Using a custom database

So far, our Logger uses the BaseDatabase, which is an abstract type that defines how a database is stored in memory, but doesn't specify any persistent file format. There are a couple of built-in options, but this example will demonstrate how to create your own.

This research lab already has its own data storage protocol, each machine has a json file which is used to log shot variables for that machine. See below for this illustrated as a tree diagram.

.
└── data/
    ├── 02_M2/
    │   ├── metadata/
    │   │   └── shot_db.json
    │   ├── raw_data/
    │   │   ├── s0001
    │   │   ├── s0002
    │   │   └── ...
    │   └── processed_data/
    │       ├── s0001
    │       ├── s0002
    │       └── ...
    └── 03_M3/
        └── ...

In order to go between the database interface used by the logger and our own custom storage format, we need to create a custom database:

class FacilityDatabase(PersistentDatabase):
    def __init__(self):
        db_paths = self.gen_db_paths()
        self.dbs = {k: JSONDatabase(v) for k, v in db_paths.items()}

    def __getitem__(self, item):
        if isinstance(item, FacilityMachines):
            return self.dbs[item]
        else:
            raise TypeError(
                "The first key when using the FacilityDatabase must be a machine."
            )

    def __setitem__(self, key, value):
        if isinstance(key, FacilityMachines):
            self.dbs[key] = value

    def __repr__(self):
        print_dict = {}
        for machine, db in self.dbs.items():
            print_dict[machine] = db
        return repr(print_dict)

    def write(self):
        for db in self.dbs.values():
            db.write()

    @staticmethod
    def gen_db_paths():
        machine_databases = {}
        data_path = Path(__file__).parent / "data"
        for machine in FacilityMachines:
            db_path = Path(f"{machine.value:02d}_{machine.name}/metadata/shot_db.json")
            machine_databases[machine] = data_path / db_path
        return machine_databases

Finally, we need to supply this as the database to our logger:

from declog.logger import BaseLogger
from examples.facility_example.logger import FacilityDatabase

class FacilityLogger(BaseLogger):
    db = FacilityDatabase()
    unique_keys = "machine shot_number function_name datetime".split()

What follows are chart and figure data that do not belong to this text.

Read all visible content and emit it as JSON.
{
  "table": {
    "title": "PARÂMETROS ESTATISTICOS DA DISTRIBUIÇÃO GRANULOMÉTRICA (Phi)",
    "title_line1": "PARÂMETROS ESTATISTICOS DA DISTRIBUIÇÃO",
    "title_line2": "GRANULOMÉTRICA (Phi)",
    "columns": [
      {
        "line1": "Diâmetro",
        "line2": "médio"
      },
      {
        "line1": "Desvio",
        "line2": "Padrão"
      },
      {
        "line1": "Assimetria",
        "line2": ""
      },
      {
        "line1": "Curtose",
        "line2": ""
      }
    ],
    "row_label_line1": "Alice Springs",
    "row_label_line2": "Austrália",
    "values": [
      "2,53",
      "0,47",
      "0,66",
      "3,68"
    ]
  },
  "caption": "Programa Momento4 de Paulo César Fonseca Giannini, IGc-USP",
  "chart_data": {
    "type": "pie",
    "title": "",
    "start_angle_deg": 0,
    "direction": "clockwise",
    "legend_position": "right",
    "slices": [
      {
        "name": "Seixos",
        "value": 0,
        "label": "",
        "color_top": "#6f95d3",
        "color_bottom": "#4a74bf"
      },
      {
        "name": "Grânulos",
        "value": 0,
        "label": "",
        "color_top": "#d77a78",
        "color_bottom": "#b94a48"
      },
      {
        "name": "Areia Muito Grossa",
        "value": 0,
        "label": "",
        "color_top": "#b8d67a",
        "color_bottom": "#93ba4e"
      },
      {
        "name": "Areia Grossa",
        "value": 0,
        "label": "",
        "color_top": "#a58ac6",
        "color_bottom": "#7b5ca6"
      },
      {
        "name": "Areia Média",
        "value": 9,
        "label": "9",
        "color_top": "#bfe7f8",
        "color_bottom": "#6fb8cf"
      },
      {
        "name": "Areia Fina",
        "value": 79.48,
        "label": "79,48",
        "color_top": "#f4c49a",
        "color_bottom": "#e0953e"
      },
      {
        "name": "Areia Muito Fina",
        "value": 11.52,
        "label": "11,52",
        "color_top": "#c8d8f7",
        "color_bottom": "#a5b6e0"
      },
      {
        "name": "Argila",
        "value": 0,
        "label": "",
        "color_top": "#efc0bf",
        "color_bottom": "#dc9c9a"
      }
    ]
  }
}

Capturing information about the environment

So far, we have seen that we are able to log values using the log function and that the function arguments are captured automatically by the Logger. But what if we want to automatically capture information about the environment the function is being called in?

Let's go back to our example research facility. We would like to know what version of the code we are running at the time. Given the examples so far, we have the options of making a log call in every function, or making it an argument to all functions, neither of which are particularly maintainable.

DecLog gives us the option of using logged_properties.

from declog import logged_property
from declog.logger import DefaultLogger

class MyLogger(DefaultLogger):

    @logged_property
    def meaning_of_life(self):
        return 42


assert MyLogger(lambda: None).meaning_of_life == 42

These behave just like normal properties, and can be accessed from an instance at any time. Whenever a decorated function is called, any logged properties are added to the database entry, and can be used as keys if desired.

Logged properties are also how the DefaultLogger captures the name of the function and time of the function call. If we look at the class definition, we find that it inherits the FunctionNameMixin and DateTimeMixin, each of which define one logged_property method. In declog.logger.mixins a few commonly used logged_propertys are defined. It is worth taking a look at these mixins, as they may be useful in your logger.